See sample drawing in explanation below. Example curve:
$f \left(x\right) = - {x}^{3} + 3 {x}^{2} + 9 x + 2$

#### Explanation:

Sketching the graph is fairly straightforward once you interpret what each piece of the problem tells you about the shape of the graph.

$f ' \left(x\right) > 0$ when $- 1 < x < 3$

The first derivative tells you whether the graph is increasing ("going upwards") or decreasing ("going downwards"). If $f ' \left(x\right) > 0$ (positive), then the graph is increasing. This statement tells us that from -1 to 3, the function will be increasing in y-values.

$f ' \left(x\right) < 0$ when $x < - 1$ and $x > 3$

This statement says that $f ' \left(x\right) < 0$ (negative) both to the left of -1 and to the right of 3. Visually, this means that the left edge of the number line to the left of -1 is going downward in y-values. On the right edge of the number line after 3, it again is falling in y-values.

$f \left(- 1\right) = 0$ and $f \left(3\right) = 4$

This gives us not just two points to draw that the graph goes through, but specifically the two points where the increasing/decreasing intervals change at.

On paper, on the left edge of the paper, draw the graph falling downwards from the upper-left corner of the paper until you hit the point $\left(- 1 , 0\right)$, then curve it back upwards until you hit the point $\left(3 , 4\right)$, after which point make it fall downwards towards the lower-right corner of the paper.

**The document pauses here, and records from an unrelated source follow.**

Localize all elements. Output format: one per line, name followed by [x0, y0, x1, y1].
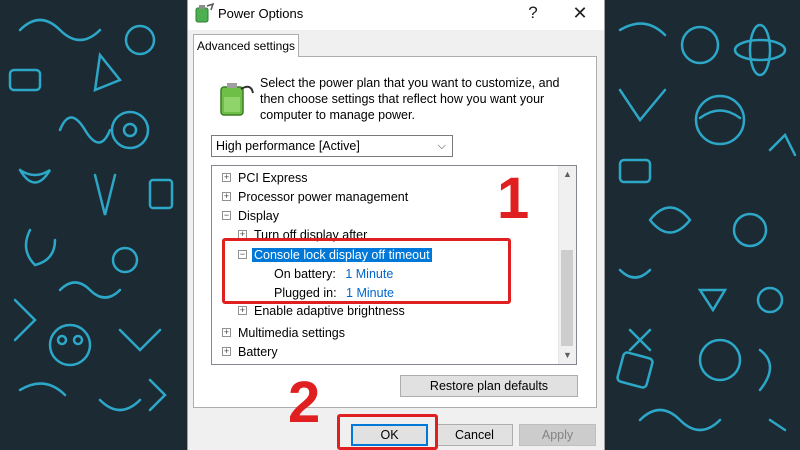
expand-icon[interactable]: +	[222, 347, 231, 356]
close-icon[interactable]: ✕	[558, 1, 602, 25]
tree-item-display[interactable]: − Display	[222, 207, 279, 225]
expand-icon[interactable]: +	[222, 328, 231, 337]
scroll-down-icon[interactable]: ▼	[559, 347, 576, 364]
tree-item-multimedia[interactable]: + Multimedia settings	[222, 324, 345, 342]
restore-defaults-button[interactable]: Restore plan defaults	[400, 375, 578, 397]
tree-scrollbar[interactable]: ▲ ▼	[558, 166, 576, 364]
power-plan-selected: High performance [Active]	[216, 139, 360, 153]
apply-button[interactable]: Apply	[519, 424, 596, 446]
power-options-dialog: Power Options ? ✕ Advanced settings Sele…	[187, 0, 605, 450]
highlight-ok-button	[337, 414, 438, 450]
step-1-label: 1	[497, 166, 530, 231]
tree-item-battery[interactable]: + Battery	[222, 343, 278, 361]
power-plan-select[interactable]: High performance [Active] ⌵	[211, 135, 453, 157]
title-bar[interactable]: Power Options ? ✕	[188, 0, 604, 30]
power-options-icon	[195, 2, 215, 23]
chevron-down-icon: ⌵	[437, 140, 446, 152]
battery-plan-icon	[220, 83, 254, 116]
advanced-settings-panel: Select the power plan that you want to c…	[193, 56, 597, 408]
tree-item-adaptive-brightness[interactable]: + Enable adaptive brightness	[238, 302, 405, 320]
tree-item-pci-express[interactable]: + PCI Express	[222, 169, 307, 187]
tree-item-processor-power[interactable]: + Processor power management	[222, 188, 408, 206]
step-2-label: 2	[288, 370, 321, 435]
expand-icon[interactable]: +	[222, 173, 231, 182]
plan-description: Select the power plan that you want to c…	[260, 76, 560, 122]
scroll-up-icon[interactable]: ▲	[559, 166, 576, 183]
highlight-console-lock	[222, 238, 511, 304]
tab-advanced-settings[interactable]: Advanced settings	[193, 34, 299, 57]
window-title: Power Options	[218, 6, 304, 21]
collapse-icon[interactable]: −	[222, 211, 231, 220]
expand-icon[interactable]: +	[238, 306, 247, 315]
scroll-thumb[interactable]	[561, 250, 573, 346]
cancel-button[interactable]: Cancel	[436, 424, 513, 446]
help-icon[interactable]: ?	[513, 1, 553, 25]
expand-icon[interactable]: +	[222, 192, 231, 201]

Note: We aren't told anything about the second derivative, so we cannot be sure if the graph sections are concave up or down. We also don't know for sure what $f ' \left(- 1\right)$ and $f ' \left(3\right)$ is (if even defined), so we don't know if the graph smoothly curves through those points or bounces sharply off.

Here's a possible example of what the graph might look like. For additional reading, look below the graph here for an example of how I derived this function for graphing.

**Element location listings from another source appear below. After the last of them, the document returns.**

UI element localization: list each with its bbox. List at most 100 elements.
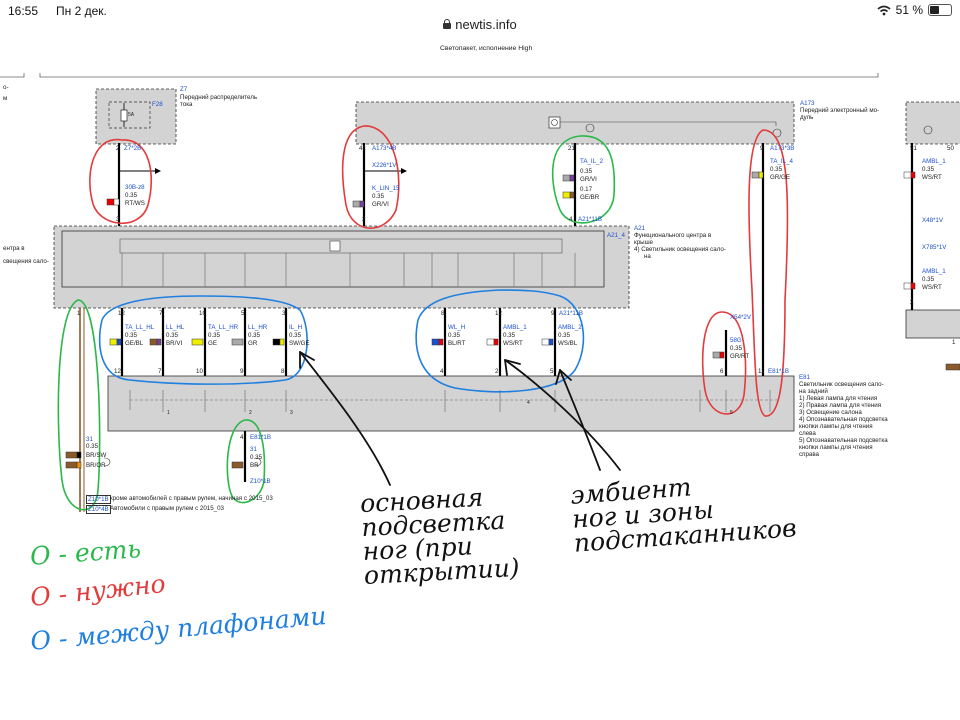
bw2-pin: 7 xyxy=(159,310,163,317)
e81-legend-list: 1) Левая лампа для чтения 2) Правая лампа… xyxy=(799,395,888,458)
bw3-pin: 10 xyxy=(199,310,206,317)
wire1-name: 30B-z8 xyxy=(125,184,145,191)
bw8-color: WS/BL xyxy=(558,340,578,347)
a21-id: A21 xyxy=(634,225,646,232)
z7-module xyxy=(95,88,177,145)
ground-left-name: 31 xyxy=(86,436,93,443)
wire3-pin-bottom: 4 xyxy=(569,216,573,223)
ground-mid-bottom: Z10*1B xyxy=(250,478,271,485)
wire2-pin-bottom: 2 xyxy=(362,216,366,223)
e81-legend-item: 5) Опознавательная подсветка xyxy=(799,437,888,444)
bw3-name: TA_LL_HR xyxy=(208,324,239,331)
bw6-color: BL/RT xyxy=(448,340,466,347)
wire2-conn: A173*4B xyxy=(372,145,397,152)
a173-name-1: Передний электронный мо- xyxy=(800,107,880,114)
bw4-pin: 5 xyxy=(241,310,245,317)
bw5-pin: 3 xyxy=(282,310,286,317)
left-edge-text-3: ентра в xyxy=(3,245,25,252)
z10-tag-1: Z10*1B xyxy=(86,495,111,504)
wire2-gauge: 0.35 xyxy=(372,193,385,200)
wire3-color: GR/VI xyxy=(580,176,597,183)
e81-pin-5: 5 xyxy=(730,410,733,416)
e81-name-1: Светильник освещения сало- xyxy=(799,381,884,388)
x54-name: 58G xyxy=(730,337,742,344)
right-w2-color: WS/RT xyxy=(922,284,942,291)
e81-pin-3: 3 xyxy=(290,410,293,416)
bw6-pin-bottom: 4 xyxy=(440,368,444,375)
e81-pin-2: 2 xyxy=(249,410,252,416)
e81-legend-item: кнопки лампы для чтения xyxy=(799,423,873,430)
e81-legend-item: слева xyxy=(799,430,816,437)
bw7-pin: 12 xyxy=(495,310,502,317)
left-edge-text-1: о- xyxy=(3,84,9,91)
bw8-pin-bottom: 5 xyxy=(550,368,554,375)
a21-name-4: на xyxy=(644,253,651,260)
right-x2: X785*1V xyxy=(922,244,947,251)
wire3-name: TA_IL_2 xyxy=(580,158,603,165)
x54-conn2: E81*1B xyxy=(768,368,789,375)
wire2-sub: X226*1V xyxy=(372,162,397,169)
wire1-color: RT/WS xyxy=(125,200,145,207)
e81-legend-item: 1) Левая лампа для чтения xyxy=(799,395,878,402)
left-edge-text-2: м xyxy=(3,95,8,102)
e81-legend-item: кнопки лампы для чтения xyxy=(799,444,873,451)
a21-name-1: Функционального центра в xyxy=(634,232,712,239)
a173-id: A173 xyxy=(800,100,815,107)
e81-pin-1: 1 xyxy=(167,410,170,416)
bw4-pin-bottom: 9 xyxy=(240,368,244,375)
a21-ground-symbol xyxy=(329,240,341,252)
wire1-pin: 2 xyxy=(116,145,120,152)
bw7-name: AMBL_1 xyxy=(503,324,527,331)
right-w2-name: AMBL_1 xyxy=(922,268,946,275)
ground-left-color: BR/SW xyxy=(86,452,107,459)
e81-name-2: на задний xyxy=(799,388,828,395)
right-w1-color: WS/RT xyxy=(922,174,942,181)
bw6-name: WL_H xyxy=(448,324,466,331)
z10-tag-2: Z10*4B xyxy=(86,505,111,514)
bw5-name: IL_H xyxy=(289,324,303,331)
right-lower-module xyxy=(905,309,960,339)
bw4-gauge: 0.35 xyxy=(248,332,261,339)
bw7-color: WS/RT xyxy=(503,340,523,347)
right-pin-a: 51 xyxy=(910,145,917,152)
ground-mid-pin: 4 xyxy=(240,434,244,441)
bw5-pin-bottom: 8 xyxy=(281,368,285,375)
wire2-pin: 41 xyxy=(359,145,366,152)
z7-name-2: тока xyxy=(180,101,193,108)
right-w1-name: AMBL_1 xyxy=(922,158,946,165)
bw1-name: TA_LL_HL xyxy=(125,324,155,331)
fuse-label: F28 xyxy=(152,101,163,108)
fuse-rating: 5A xyxy=(128,112,135,118)
right-w1-gauge: 0.35 xyxy=(922,166,935,173)
ground-left-pin: 1 xyxy=(77,310,81,317)
a21-bus xyxy=(119,238,563,254)
ground-mid-conn: E81*1B xyxy=(250,434,271,441)
wire4-gauge: 0.35 xyxy=(770,166,783,173)
wire3-color2: GE/BR xyxy=(580,194,600,201)
a173-name-2: дуль xyxy=(800,114,814,121)
x54-gauge: 0.35 xyxy=(730,345,743,352)
bw2-name: LL_HL xyxy=(166,324,185,331)
bw5-color: SW/GE xyxy=(289,340,310,347)
circle-red-z7 xyxy=(89,138,153,224)
ground-left-gauge: 0.35 xyxy=(86,443,99,450)
bw8-conn: A21*11B xyxy=(559,310,583,317)
bw6-gauge: 0.35 xyxy=(448,332,461,339)
right-pin-b: 50 xyxy=(947,145,954,152)
ground-left-color2: BR/OR xyxy=(86,462,106,469)
fuse-f28 xyxy=(120,109,128,122)
right-w2-gauge: 0.35 xyxy=(922,276,935,283)
right-module xyxy=(905,101,960,145)
bw1-pin: 12 xyxy=(118,310,125,317)
wire4-name: TA_IL_4 xyxy=(770,158,793,165)
bw8-pin: 9 xyxy=(551,310,555,317)
a21-connector: A21_4 xyxy=(607,232,625,239)
e81-legend-item: 2) Правая лампа для чтения xyxy=(799,402,882,409)
bw2-pin-bottom: 7 xyxy=(158,368,162,375)
wire1-gauge: 0.35 xyxy=(125,192,138,199)
e81-id: E81 xyxy=(799,374,811,381)
z10-text-1: кроме автомобилей с правым рулем, начина… xyxy=(110,495,273,502)
right-x1: X48*1V xyxy=(922,217,943,224)
right-pin-2: 2 xyxy=(910,299,914,306)
bw3-pin-bottom: 10 xyxy=(196,368,203,375)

graph{-x^3+3x^2+9x+2 [-6, 6, -16, 35]}

Example Function

Let's assume the function is a polynomial for convenience. Since we know that the left edge/tail of the graph points upward, and the right edge/tail of the graph points downward, the degree of the polynomial must be odd. ("End behavior of polynomials")

Further, there are two known critical points for the derivative (-1 and 3), which just so happen to be a minimum and maximum respectively. Thus, we know that $f ' \left(- 1\right)$ and $f ' \left(3\right)$ are either 0 or undefined at those points. We can assume there are no further critical points for argument sake. We can also assume that the derivative is 0 at each for convenience sake.

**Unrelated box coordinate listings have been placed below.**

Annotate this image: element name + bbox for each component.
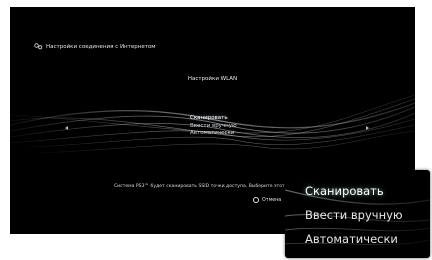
zoom-item-auto: Автоматически: [305, 232, 398, 246]
cancel-button[interactable]: Отмена: [253, 197, 281, 203]
zoom-inset: Сканировать Ввести вручную Автоматически: [285, 170, 430, 258]
zoom-item-scan: Сканировать: [305, 184, 384, 198]
circle-button-icon: [253, 197, 259, 203]
left-arrow-icon: [65, 126, 68, 130]
menu-item-scan[interactable]: Сканировать: [190, 115, 237, 123]
menu-item-manual[interactable]: Ввести вручную: [190, 123, 237, 131]
zoom-item-manual: Ввести вручную: [305, 208, 403, 222]
header: Настройки соединения с Интернетом: [34, 43, 155, 50]
network-settings-icon: [34, 43, 43, 50]
header-title: Настройки соединения с Интернетом: [46, 43, 156, 50]
cancel-label: Отмена: [262, 197, 282, 203]
menu-list: Сканировать Ввести вручную Автоматически: [190, 115, 237, 138]
right-arrow-icon: [366, 126, 369, 130]
screen-title: Настройки WLAN: [187, 76, 238, 82]
menu-item-auto[interactable]: Автоматически: [190, 130, 237, 138]
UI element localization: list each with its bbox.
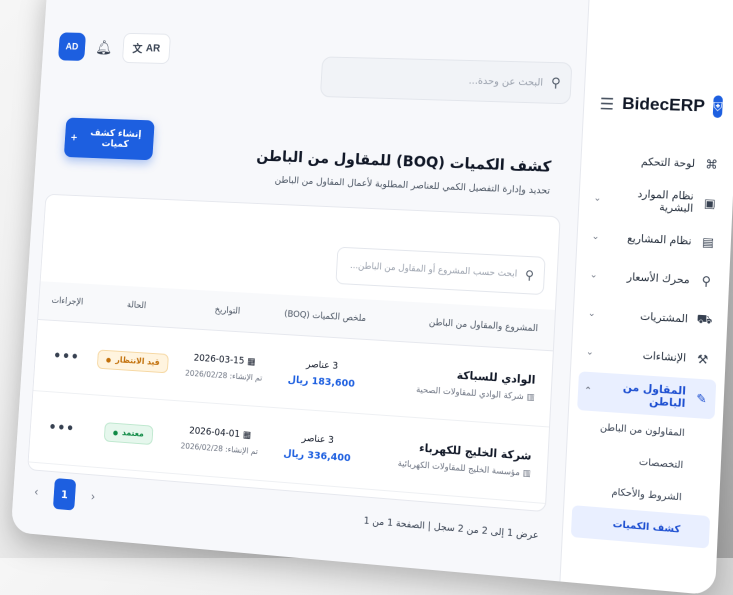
contractor-name: ▥ شركة الوادي للمقاولات الصحية xyxy=(372,382,535,403)
column-header-summary: ملخص الكميات (BOQ) xyxy=(273,294,377,340)
status-label: معتمد xyxy=(121,428,145,440)
create-boq-label: إنشاء كشف كميات xyxy=(89,127,142,150)
calendar-icon: ▦ xyxy=(246,356,256,368)
sidebar-item-label: الإنشاءات xyxy=(642,349,687,365)
page-subtitle: تحديد وإدارة التفصيل الكمي للعناصر المطل… xyxy=(274,174,551,197)
chevron-down-icon: ⌄ xyxy=(593,193,602,204)
chevron-down-icon: ⌄ xyxy=(589,270,598,281)
module-search-placeholder: البحث عن وحدة... xyxy=(468,75,544,89)
chevron-down-icon: ⌄ xyxy=(585,347,594,358)
pagination-info: عرض 1 إلى 2 من 2 سجل | الصفحة 1 من 1 xyxy=(363,515,539,542)
building-icon: ▥ xyxy=(526,391,535,403)
sidebar-item-label: نظام الموارد البشرية xyxy=(637,188,694,215)
contractor-label: مؤسسة الخليج للمقاولات الكهربائية xyxy=(397,458,521,478)
sidebar-item-label: المشتريات xyxy=(639,310,689,326)
sidebar-item-label: نظام المشاريع xyxy=(626,232,692,248)
due-date: ▦ 2026-04-01 xyxy=(173,424,267,442)
pagination-controls: ‹ 1 › xyxy=(25,476,105,513)
contractor-label: شركة الوادي للمقاولات الصحية xyxy=(415,384,525,402)
top-actions: AD 🔔︎ 文 AR xyxy=(58,31,171,65)
sidebar-item-label: المقاول من الباطن xyxy=(622,381,687,411)
due-date-value: 2026-03-15 xyxy=(193,352,245,367)
due-date: ▦ 2026-03-15 xyxy=(178,352,271,369)
sidebar-subnav: المقاولون من الباطن التخصصات الشروط والأ… xyxy=(563,409,723,549)
row-actions-button[interactable]: ••• xyxy=(33,319,92,395)
column-header-status: الحالة xyxy=(91,284,182,329)
main-content: كشف الكميات (BOQ) للمقاول من الباطن تحدي… xyxy=(11,89,585,582)
app-window: ⛨ BidecERP ☰ ⌘ لوحة التحكم ▣ نظام الموار… xyxy=(10,0,733,595)
brand-name: BidecERP xyxy=(621,93,706,116)
chevron-up-icon: ⌃ xyxy=(583,385,592,397)
plus-icon: + xyxy=(70,132,79,143)
building-icon: ▥ xyxy=(522,467,531,479)
search-icon: ⚲ xyxy=(550,75,561,91)
status-dot-icon xyxy=(112,429,118,436)
sidebar-item-hr[interactable]: ▣ نظام الموارد البشرية ⌄ xyxy=(587,179,725,223)
page-header: كشف الكميات (BOQ) للمقاول من الباطن تحدي… xyxy=(49,89,566,214)
row-actions-button[interactable]: ••• xyxy=(28,390,88,467)
sidebar-nav: ⌘ لوحة التحكم ▣ نظام الموارد البشرية ⌄ ▤… xyxy=(569,141,733,420)
boq-table: المشروع والمقاول من الباطن ملخص الكميات … xyxy=(28,281,555,504)
pricing-icon: ⚲ xyxy=(701,273,712,289)
construction-icon: ⚒ xyxy=(696,351,709,368)
language-switcher[interactable]: 文 AR xyxy=(121,32,171,65)
language-label: AR xyxy=(145,42,161,55)
chevron-left-icon[interactable]: ‹ xyxy=(25,477,48,507)
projects-icon: ▤ xyxy=(701,234,715,250)
bell-icon[interactable]: 🔔︎ xyxy=(95,39,113,56)
chevron-down-icon: ⌄ xyxy=(591,231,600,243)
chevron-right-icon[interactable]: › xyxy=(81,481,104,512)
sidebar-item-label: لوحة التحكم xyxy=(640,155,696,171)
create-boq-button[interactable]: إنشاء كشف كميات + xyxy=(63,117,155,161)
dashboard-icon: ⌘ xyxy=(705,157,719,172)
avatar[interactable]: AD xyxy=(58,32,87,61)
column-header-actions: الإجراءات xyxy=(38,281,95,323)
chevron-down-icon: ⌄ xyxy=(587,308,596,320)
translate-icon: 文 xyxy=(132,43,143,55)
status-label: قيد الانتظار xyxy=(115,355,160,368)
sidebar-item-label: محرك الأسعار xyxy=(626,271,690,287)
status-badge: قيد الانتظار xyxy=(97,349,170,374)
brand: ⛨ BidecERP ☰ xyxy=(583,0,733,128)
created-date: تم الإنشاء: 2026/02/28 xyxy=(184,368,263,383)
sidebar-item-dashboard[interactable]: ⌘ لوحة التحكم xyxy=(589,141,727,184)
filter-placeholder: ابحث حسب المشروع أو المقاول من الباطن... xyxy=(349,261,518,280)
subcontractor-icon: ✎ xyxy=(695,391,708,407)
brand-logo-icon: ⛨ xyxy=(712,95,723,118)
page-title: كشف الكميات (BOQ) للمقاول من الباطن xyxy=(256,146,552,176)
sidebar: ⛨ BidecERP ☰ ⌘ لوحة التحكم ▣ نظام الموار… xyxy=(559,0,733,595)
column-header-dates: التواريخ xyxy=(179,289,277,334)
search-icon: ⚲ xyxy=(524,267,535,283)
boq-amount: 336,400 ريال xyxy=(283,448,351,465)
topbar: ⚲ البحث عن وحدة... AD 🔔︎ 文 AR xyxy=(40,0,590,105)
calendar-icon: ▦ xyxy=(242,429,252,441)
items-count: 3 عناصر xyxy=(301,432,335,447)
boq-card: ⚲ ابحث حسب المشروع أو المقاول من الباطن.… xyxy=(27,193,561,513)
sidebar-item-projects[interactable]: ▤ نظام المشاريع ⌄ xyxy=(585,217,724,262)
boq-amount: 183,600 ريال xyxy=(287,374,356,390)
hr-icon: ▣ xyxy=(703,195,717,211)
status-dot-icon xyxy=(106,357,112,363)
status-badge: معتمد xyxy=(103,422,154,446)
created-date: تم الإنشاء: 2026/02/28 xyxy=(180,441,259,457)
menu-toggle-icon[interactable]: ☰ xyxy=(599,94,614,113)
page-button-current[interactable]: 1 xyxy=(52,478,77,511)
items-count: 3 عناصر xyxy=(305,358,339,372)
filter-search-input[interactable]: ⚲ ابحث حسب المشروع أو المقاول من الباطن.… xyxy=(335,246,546,296)
cart-icon: ⛟ xyxy=(696,311,713,327)
due-date-value: 2026-04-01 xyxy=(188,425,241,440)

This implies that -1 and 3 are zeroes of $f ' \left(x\right)$, or put another way , that $\left(x + 1\right)$ and $\left(x - 3\right)$ are factors of $f ' \left(x\right)$. Thus:

$f ' \left(x\right) = A \left(x + 1\right) \left(x - 3\right)$, where $A$ is some non-zero constant.

So:

$f ' \left(x\right) = A \left({x}^{2} - 2 x - 3\right) = A {x}^{2} - 2 A x - 3 A$

However, we're told that $f ' \left(x\right) < 0$ for $x < - 1$. Let's examine $x = - 2$:

$f ' \left(- 2\right) = A {\left(- 2\right)}^{2} - 2 A \left(- 2\right) - 3 A = 4 A + 4 A - 3 A$

$= 5 A < 0 \implies A < 0$

We know that $A < 0$. Continuing:

$f \left(x\right) = \int f ' \left(x\right) \mathrm{dx} = \int \left(A {x}^{2} - 2 A x - 3 A\right) \mathrm{dx}$

$= \frac{A}{3} {x}^{3} - A {x}^{2} - 3 A x + C$ where $C$ is some constant.

Any choice of negative $A$ and any $C$ will define a graph that matches the criteria provided in this problem. I chose $A = - 3$ and $C = 2$ to get $f \left(x\right) = - {x}^{3} + 3 {x}^{2} + 9 x + 2$ for my graph above.